Com o termo bastante genérico de “religião”, costuma-se circunscrever um âmbito particular da vida social, feito de crenças míticas, práticas rituais, comunidades de fé e, sobretudo, da experiência do sagrado. Os cientistas humanos, definindo um “fenómeno religioso” como constituído pelos epifenômenos sobreditos, colocaram as bases para uma análise comparada de crenças e práticas culturalmente heterogêneas e geograficamente distantes, identificando, deste modo, um tipo cultural universalmente presente.

Frequentemente, nas descrições dos etnógrafos, a vida religiosa tem sido envelopada pelo ordinário, sendo associada a visões cosmológicas, instituições políticas, categorias identitárias e posturas éticas estáticas ou, pelo menos, homeostáticas. A primeira vista, efetivamente, o diálogo iconográfico aqui proposto, entre religião e mobilidade humana, poderia parecer anómalo, dirigido ao estudo de uma situação extraordinária: a vivência, por exemplo, dos migrantes, dominada pela experiência desconcertante da multiculturalidade. Os protagonistas da maioria dos casos apresentados neste dossiê se encontraram na situação desconfortável de aplicar os próprios “saberes” religiosos a novos contextos; frequentemente, pouco permeados por eles. Em outros casos, o sentido desta relação se inverterá e encontraremos convertidos que tentarão aplicar novos “saberes” religiosos aos seus antigos contextos.

Entretanto – como poderemos apreciar por meio de todos esses trabalhos – é justamente nos contextos de mobilidade e mudança que se revelam com mais claridade as implicações socioculturais das práticas religiosas. Isto porque a relação dos migrantes e dos convertidos com a religião não é a de crentes com uma cosmovisão imutável, etnicamente conotada, nem com uma ordem de preceitos morais, emanação natural das categorias sociais que regem um grupo determinado. A relação destes crentes errantes, fisicamente ou culturalmente, é a de animais simbólicos penetrando situações carentes de sentido com um modo particular de “pensar”, o mitológico.
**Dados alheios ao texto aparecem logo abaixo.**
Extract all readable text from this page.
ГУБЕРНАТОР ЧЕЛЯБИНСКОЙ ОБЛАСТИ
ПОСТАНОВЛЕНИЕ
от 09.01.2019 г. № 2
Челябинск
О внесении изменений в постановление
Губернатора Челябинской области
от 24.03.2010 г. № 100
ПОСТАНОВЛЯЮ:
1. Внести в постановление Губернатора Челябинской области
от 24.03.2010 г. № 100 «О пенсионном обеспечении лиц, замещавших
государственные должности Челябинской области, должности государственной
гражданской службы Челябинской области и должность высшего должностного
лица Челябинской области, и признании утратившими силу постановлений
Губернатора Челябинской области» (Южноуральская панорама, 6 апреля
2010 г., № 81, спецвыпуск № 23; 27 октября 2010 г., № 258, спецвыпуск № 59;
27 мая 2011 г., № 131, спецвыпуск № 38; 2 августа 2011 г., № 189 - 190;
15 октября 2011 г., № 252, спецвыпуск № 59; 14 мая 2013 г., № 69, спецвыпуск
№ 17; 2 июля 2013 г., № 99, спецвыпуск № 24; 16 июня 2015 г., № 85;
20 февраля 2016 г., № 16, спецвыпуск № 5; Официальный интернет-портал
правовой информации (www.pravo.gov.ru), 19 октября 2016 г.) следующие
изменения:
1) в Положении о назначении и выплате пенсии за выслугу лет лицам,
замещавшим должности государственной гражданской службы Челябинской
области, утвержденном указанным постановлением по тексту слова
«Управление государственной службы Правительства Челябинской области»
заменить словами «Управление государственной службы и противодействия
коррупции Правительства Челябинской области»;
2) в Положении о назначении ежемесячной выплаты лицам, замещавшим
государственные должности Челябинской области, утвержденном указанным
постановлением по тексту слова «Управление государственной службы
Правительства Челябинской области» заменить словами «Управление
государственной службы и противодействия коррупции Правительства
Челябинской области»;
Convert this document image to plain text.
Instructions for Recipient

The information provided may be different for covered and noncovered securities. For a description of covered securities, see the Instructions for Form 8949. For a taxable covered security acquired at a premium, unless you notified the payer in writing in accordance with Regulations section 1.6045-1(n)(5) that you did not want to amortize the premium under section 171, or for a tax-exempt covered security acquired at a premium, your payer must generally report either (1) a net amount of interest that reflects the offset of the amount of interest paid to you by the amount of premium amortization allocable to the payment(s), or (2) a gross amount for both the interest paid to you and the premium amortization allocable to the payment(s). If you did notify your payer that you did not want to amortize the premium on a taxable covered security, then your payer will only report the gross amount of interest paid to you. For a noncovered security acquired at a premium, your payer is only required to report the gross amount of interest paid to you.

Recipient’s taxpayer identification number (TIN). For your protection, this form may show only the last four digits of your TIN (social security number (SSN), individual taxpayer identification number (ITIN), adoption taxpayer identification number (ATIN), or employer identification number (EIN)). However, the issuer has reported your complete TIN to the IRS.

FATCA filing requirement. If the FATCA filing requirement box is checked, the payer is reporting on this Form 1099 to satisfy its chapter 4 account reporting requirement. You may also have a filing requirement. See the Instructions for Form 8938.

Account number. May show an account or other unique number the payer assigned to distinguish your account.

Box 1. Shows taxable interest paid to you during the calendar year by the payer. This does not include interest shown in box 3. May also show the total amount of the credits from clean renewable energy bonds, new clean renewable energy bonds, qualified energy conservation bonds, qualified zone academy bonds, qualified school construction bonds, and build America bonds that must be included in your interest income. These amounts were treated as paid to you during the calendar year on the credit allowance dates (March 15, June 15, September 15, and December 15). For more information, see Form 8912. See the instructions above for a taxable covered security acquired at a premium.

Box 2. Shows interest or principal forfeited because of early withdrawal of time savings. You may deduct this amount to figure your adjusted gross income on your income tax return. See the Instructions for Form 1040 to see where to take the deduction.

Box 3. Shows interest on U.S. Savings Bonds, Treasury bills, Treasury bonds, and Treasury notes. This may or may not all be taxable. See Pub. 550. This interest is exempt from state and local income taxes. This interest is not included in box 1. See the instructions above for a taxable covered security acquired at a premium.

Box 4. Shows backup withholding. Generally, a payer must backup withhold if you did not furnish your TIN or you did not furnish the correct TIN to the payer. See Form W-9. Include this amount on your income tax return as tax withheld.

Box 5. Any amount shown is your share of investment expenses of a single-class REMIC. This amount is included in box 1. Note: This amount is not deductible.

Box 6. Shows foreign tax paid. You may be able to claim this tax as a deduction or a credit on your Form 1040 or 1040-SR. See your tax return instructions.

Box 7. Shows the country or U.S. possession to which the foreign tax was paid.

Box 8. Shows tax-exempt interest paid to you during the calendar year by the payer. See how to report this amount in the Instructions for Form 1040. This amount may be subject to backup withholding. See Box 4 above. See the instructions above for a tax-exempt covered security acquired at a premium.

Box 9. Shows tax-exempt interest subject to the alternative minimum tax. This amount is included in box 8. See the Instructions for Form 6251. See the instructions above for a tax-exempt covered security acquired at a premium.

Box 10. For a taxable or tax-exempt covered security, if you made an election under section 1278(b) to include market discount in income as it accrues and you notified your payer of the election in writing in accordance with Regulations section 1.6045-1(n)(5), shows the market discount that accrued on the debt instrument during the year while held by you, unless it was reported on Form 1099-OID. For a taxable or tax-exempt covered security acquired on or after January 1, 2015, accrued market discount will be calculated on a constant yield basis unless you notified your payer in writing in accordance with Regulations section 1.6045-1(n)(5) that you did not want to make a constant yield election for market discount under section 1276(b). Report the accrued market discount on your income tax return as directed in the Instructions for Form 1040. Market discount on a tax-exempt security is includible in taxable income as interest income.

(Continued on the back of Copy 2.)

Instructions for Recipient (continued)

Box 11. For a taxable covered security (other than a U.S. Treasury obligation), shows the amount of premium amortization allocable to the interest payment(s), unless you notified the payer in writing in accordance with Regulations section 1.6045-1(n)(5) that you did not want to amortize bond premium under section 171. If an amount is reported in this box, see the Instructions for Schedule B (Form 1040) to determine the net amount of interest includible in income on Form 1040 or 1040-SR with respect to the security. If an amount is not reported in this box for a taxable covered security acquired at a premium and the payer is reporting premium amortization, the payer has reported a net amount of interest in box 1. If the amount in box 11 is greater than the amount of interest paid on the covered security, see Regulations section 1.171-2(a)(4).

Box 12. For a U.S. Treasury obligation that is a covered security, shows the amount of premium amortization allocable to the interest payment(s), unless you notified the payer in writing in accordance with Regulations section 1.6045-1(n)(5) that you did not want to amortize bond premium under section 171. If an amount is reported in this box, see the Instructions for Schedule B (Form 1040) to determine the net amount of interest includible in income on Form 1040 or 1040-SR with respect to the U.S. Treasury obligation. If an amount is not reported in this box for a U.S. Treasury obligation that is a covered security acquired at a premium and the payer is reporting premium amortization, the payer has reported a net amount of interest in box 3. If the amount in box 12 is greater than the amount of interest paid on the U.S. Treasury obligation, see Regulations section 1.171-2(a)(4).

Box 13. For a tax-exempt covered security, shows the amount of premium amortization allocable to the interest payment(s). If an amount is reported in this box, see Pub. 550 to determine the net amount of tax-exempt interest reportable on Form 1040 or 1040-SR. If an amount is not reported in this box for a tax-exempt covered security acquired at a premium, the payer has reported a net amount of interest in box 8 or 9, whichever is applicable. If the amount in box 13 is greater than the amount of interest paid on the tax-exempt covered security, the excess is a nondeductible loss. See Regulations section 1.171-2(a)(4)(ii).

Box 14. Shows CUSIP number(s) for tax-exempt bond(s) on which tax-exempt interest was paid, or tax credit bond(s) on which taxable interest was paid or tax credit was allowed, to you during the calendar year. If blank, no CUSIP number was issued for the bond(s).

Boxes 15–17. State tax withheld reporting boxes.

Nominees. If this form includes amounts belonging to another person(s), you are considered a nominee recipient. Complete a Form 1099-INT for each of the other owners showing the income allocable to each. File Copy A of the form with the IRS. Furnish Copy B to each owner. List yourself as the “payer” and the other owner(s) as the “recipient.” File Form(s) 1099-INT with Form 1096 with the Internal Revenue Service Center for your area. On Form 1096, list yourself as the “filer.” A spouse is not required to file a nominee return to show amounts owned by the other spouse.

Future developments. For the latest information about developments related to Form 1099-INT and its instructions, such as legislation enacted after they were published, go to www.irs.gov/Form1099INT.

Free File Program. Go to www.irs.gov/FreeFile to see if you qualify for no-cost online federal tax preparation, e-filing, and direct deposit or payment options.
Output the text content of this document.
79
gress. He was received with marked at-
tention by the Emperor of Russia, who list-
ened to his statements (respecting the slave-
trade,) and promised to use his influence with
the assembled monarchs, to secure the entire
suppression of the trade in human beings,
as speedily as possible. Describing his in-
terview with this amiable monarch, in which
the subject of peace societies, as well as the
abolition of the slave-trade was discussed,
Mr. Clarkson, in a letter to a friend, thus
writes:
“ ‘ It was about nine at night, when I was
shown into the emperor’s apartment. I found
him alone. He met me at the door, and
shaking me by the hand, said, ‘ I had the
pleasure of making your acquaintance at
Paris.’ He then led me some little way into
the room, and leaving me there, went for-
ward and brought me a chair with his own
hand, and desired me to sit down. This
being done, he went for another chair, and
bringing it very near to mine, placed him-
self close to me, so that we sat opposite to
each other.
Por meio do discurso mítico, os crentes, todos, produzem relações de sentido entre os acontecimentos contingentes que vivem e um universo significante que tende sempre a transcendê-los. A história mítica não informa por si mesma, não contém uma verdade absoluta, encapsulada nela; ela adquire valor, ante os olhos dos crentes, somente se demostra-se apta a permear sua história, transformando-a. Os significados extraídos das expressões religiosas, como as imagens aqui analisadas, não são dados, mas constituem o produto de uma síntese simbólica que define, contextualmente, história humana e história mítica – duas realidades que se definem reciprocamente, fusionando-se em um único objeto simbólico, denominado “mito”. O mito faz sentido enquanto proporciona sentido a uma realidade concreta, e vice-versa.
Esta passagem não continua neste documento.